Anyway, I’ll try to make this short because as a white woman, I’m only one step down on the privilege ladder from Keelty myself.
1. Not all of us feel guilty about Trump’s election or are wearing the pin because we’re afraid of being called racist and “want some way to assuage that guilt and reassure your neighbors that you’re one of the good ones.” Maybe that’s how Keelty feels. Not me. I feel enraged, sad, and emboldened about the election, but not guilty, mostly because I’ve learned that guilt doesn’t accomplish much. When I put on the pin yesterday, I did so with a desire to connect to and support others, not because I was steeped in guilt. Keelty knows his motivations and feelings, not mine.
2. I’m personally ready and willing to back up the safety pin by verbally and physically defending anyone I see being bullied, period. I will put my words and my body between a bully and his target, Trump or no Trump. I grew up stepping in between my alcoholic father and my mother, and getting slapped, kicked, and shoved for it. I’ve stood up for women of color getting slapped by their boyfriends in parking lots and put myself between protestors and women trying to get into the door of Planned Parenthood back in the days when people shot PP doctors dead. Don’t assume we’re all afraid to do the hard stuff.
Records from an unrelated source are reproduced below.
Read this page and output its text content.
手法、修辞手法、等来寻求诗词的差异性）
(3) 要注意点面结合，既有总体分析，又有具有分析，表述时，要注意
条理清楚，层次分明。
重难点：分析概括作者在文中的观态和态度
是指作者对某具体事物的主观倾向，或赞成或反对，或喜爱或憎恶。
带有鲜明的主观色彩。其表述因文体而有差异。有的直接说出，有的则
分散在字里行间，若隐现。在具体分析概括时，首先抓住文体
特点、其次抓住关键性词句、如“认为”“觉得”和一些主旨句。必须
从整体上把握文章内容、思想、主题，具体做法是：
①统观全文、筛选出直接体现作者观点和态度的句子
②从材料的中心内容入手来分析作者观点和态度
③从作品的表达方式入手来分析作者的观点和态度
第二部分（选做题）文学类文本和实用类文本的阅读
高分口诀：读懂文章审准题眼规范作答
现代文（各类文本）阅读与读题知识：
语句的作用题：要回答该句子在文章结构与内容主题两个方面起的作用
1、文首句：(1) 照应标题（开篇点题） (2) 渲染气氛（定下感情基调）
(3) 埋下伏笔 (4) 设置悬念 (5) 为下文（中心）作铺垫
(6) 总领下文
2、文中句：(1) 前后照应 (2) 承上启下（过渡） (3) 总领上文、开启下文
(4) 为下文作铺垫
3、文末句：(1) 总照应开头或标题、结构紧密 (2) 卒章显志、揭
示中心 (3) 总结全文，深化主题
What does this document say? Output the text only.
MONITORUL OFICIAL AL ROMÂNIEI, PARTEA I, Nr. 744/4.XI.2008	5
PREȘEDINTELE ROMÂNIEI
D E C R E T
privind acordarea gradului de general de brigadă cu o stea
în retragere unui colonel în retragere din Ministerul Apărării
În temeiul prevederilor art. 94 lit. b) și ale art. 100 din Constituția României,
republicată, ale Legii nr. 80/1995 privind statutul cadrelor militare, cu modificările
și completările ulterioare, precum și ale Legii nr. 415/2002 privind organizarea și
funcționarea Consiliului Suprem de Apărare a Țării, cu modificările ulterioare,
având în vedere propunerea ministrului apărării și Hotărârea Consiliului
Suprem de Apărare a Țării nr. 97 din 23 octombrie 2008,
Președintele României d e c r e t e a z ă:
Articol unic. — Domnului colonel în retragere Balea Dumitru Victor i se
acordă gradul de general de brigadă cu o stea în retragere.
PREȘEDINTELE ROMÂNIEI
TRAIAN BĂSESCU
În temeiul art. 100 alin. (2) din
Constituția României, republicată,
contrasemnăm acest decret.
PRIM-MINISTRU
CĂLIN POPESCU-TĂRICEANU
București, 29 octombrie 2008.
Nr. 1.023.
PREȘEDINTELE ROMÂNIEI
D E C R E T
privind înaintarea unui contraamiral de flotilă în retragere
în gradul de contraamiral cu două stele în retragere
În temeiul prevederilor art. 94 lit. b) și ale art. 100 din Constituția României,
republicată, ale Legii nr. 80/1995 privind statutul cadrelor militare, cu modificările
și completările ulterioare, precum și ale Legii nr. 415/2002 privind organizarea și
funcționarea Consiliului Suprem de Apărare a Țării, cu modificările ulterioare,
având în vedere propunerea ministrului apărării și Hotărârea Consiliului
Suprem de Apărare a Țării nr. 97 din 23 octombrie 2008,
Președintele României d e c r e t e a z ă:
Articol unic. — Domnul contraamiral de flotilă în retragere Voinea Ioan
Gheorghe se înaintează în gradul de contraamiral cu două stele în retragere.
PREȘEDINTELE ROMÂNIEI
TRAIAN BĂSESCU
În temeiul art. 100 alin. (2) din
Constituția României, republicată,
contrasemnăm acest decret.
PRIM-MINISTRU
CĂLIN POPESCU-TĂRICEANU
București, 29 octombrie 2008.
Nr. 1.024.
3. On the other hand, the pin might be worn as a symbol of solidarity by someone who doesn’t have the resources, energy, or even physical capability to do anything else—if that person chooses. Has Keelty thought of that? In this case, the pin can form nonverbal connections between people in an instant that have lasting emotional effects. In a time when we need every large and small tool we can muster to connect, communicate, support, and organize, why immediately knock any of them?
4. There’s no reason to assume that someone wearing a pin isn’t also helping in many of the other ways Keelty recommends, wearing a “Black Lives Matter” T-shirt, or marching in the streets. People can, and are, doing all of that.
5. Safety pins don’t just identify us to minorities; they identify us to the opposition. They let Trump supporters know the majority of people in this country do not agree with them. That’s valuable in itself. Maybe Keelty’s right that Trump supporters will start wearing the pins to disguise themselves as sympathetic, but I’ll cross that bridge when we come to it.
6. There’s such a thing as good intentions. There’s such a thing as small acts of kindness and doing what you can on any given day: some days a little, some days a lot. No one needs Keelty or me to tell them how to act and what they feel. They can decide for themselves.
7. Anyone wondering if the pin—or anything else—helps or hurts, can always ask the black, Latino, Muslim, disabled, queer and female people in their lives for feedback, then shut up and listen.